The families of those killed in the Sept. 11 attacks have waited almost a decade for justice, and "it must not be delayed any longer," Holder told a news conference.
Holder had announced the earlier plan for trial in New York City in November 2009, but that foundered amid widespread opposition to a civilian court trial, particularly in New York. Congress passed legislation that prohibits bringing any detainees from the prison at Guantanamo Bay, Cuba, to the United States.
Monday, the attorney general called the congressional restrictions unwise and unwarranted and said a legislative body cannot make prosecutorial decisions.
Most Republicans applauded the turnabout, but Holder said he is convinced that his earlier decision was the right one.
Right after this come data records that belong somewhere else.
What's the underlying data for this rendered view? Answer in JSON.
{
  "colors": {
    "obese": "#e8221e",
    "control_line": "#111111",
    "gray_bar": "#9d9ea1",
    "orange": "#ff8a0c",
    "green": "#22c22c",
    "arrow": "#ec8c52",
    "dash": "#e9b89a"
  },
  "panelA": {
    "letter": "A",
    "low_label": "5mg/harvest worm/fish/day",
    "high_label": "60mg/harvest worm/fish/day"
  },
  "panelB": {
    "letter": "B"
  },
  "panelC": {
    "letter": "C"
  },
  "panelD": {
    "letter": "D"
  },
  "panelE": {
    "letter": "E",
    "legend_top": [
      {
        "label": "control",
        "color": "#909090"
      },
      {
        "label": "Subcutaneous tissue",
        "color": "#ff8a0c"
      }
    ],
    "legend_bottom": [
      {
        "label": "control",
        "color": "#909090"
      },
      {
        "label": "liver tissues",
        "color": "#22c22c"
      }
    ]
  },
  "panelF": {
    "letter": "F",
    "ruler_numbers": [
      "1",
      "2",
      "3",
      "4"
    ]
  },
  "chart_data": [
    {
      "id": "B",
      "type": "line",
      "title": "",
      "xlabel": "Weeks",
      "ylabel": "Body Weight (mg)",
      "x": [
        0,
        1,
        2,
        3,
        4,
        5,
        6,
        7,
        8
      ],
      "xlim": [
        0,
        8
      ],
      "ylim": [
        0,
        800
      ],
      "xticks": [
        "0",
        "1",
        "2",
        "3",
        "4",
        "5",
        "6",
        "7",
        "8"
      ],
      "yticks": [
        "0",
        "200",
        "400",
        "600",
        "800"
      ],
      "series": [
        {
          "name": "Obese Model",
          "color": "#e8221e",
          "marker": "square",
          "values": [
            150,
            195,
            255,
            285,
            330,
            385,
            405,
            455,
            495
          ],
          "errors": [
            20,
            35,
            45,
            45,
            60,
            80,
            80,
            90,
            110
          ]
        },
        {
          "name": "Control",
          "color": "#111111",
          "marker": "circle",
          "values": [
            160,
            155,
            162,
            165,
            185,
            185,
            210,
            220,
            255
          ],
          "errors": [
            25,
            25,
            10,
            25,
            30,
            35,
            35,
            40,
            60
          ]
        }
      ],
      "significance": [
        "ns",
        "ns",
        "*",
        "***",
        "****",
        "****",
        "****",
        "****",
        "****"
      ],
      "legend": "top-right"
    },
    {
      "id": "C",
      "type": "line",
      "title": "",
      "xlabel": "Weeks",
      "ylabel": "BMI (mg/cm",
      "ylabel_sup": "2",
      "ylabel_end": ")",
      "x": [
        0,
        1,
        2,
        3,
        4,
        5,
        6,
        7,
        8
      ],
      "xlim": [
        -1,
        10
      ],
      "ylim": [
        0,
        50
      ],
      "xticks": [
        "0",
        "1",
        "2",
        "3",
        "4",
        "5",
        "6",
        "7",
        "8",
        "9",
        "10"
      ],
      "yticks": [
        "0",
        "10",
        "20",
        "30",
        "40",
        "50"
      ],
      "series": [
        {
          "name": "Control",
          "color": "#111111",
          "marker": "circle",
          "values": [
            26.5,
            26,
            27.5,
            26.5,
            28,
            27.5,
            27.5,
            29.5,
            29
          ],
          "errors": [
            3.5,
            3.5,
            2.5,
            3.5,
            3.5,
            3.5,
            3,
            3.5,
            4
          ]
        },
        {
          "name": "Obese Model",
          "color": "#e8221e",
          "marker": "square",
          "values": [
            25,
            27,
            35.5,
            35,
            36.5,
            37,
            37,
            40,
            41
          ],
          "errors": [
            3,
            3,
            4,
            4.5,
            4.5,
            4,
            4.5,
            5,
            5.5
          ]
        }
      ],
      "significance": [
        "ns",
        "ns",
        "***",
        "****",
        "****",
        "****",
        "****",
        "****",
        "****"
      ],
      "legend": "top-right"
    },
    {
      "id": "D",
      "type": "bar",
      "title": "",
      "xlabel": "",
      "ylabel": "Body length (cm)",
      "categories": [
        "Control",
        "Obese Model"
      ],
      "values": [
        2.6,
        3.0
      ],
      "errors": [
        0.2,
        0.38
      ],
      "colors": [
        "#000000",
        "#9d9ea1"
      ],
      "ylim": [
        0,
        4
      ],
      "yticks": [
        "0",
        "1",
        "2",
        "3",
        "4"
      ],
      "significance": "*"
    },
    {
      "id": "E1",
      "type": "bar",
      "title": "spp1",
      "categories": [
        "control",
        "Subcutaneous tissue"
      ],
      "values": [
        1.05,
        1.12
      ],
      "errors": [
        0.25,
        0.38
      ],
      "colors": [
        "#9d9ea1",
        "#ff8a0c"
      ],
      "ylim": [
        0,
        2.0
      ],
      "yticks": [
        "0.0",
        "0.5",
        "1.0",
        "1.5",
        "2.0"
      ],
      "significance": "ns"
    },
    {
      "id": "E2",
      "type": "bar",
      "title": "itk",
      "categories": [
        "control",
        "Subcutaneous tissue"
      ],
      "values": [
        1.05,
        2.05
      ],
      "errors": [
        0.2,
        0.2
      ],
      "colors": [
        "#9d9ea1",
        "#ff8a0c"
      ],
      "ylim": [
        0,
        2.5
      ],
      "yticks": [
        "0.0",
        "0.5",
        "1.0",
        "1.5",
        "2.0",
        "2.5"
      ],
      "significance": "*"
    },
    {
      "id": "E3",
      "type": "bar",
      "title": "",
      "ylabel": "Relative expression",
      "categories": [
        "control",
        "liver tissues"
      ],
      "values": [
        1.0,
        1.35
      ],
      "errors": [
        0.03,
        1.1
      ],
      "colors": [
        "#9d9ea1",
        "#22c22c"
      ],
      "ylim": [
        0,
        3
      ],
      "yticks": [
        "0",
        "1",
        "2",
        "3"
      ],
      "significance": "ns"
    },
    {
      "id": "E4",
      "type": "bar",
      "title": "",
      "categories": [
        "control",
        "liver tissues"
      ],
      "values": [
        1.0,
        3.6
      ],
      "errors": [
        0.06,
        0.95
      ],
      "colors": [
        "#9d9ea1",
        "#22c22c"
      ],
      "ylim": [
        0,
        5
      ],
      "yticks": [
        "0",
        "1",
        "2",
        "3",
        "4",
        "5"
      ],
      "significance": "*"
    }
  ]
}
The Justice Department had been prepared to bring "a powerful case" in civilian court, he said.
In New York on Monday, the government unsealed and got a judge to dismiss an indictment in the case that charged Mohammed and the others with 10 counts relating to the Sept. 11, 2001 terrorist attacks. The dismissal was because the accused will not be tried in civilian court.
The indictment said that in late August 2001, as the terrorists in the United States made final preparations, Mohammed was notified about the date of the attack and relayed that to Osama bin Laden.
Some 9/11 family members supported the change to military commissions.
"We're delighted," said Alexander Santora, 74, father of deceased firefighter Christopher A. Santora. The father called the accused terrorists "demonic human beings, they've already said that they would kill us if they could, if they got the chance they would do it again."
Republican lawmakers, who led the opposition to a trial in civilian court, welcomed the administration's shift.
"While it is unfortunate that it took so long to make this announcement, I am pleased that the Obama administration has finally heeded those who rebuked their decision and that the trial is being held where it belongs," said Senate Judiciary Committee Republican Jeff Sessions of Alabama.
New York Republican congressman Peter King, who has opposed trying the 9/11 conspirators in federal court, said Monday's decision is a vindication of President George W. Bush's detention policies. Some Democrats also said holding a trial in New York was the wrong way to go.
The American Civil Liberties Union criticized the administration's decision.
Cases prosecuted in military commissions now "are sure to be subject to continuous legal challenges and delays, and their outcomes will not be seen as legitimate. That is not justice," said ACLU executive director Anthony D. Romero.
Holder said it is unclear whether the five men could receive the death penalty if they plead guilty in military court.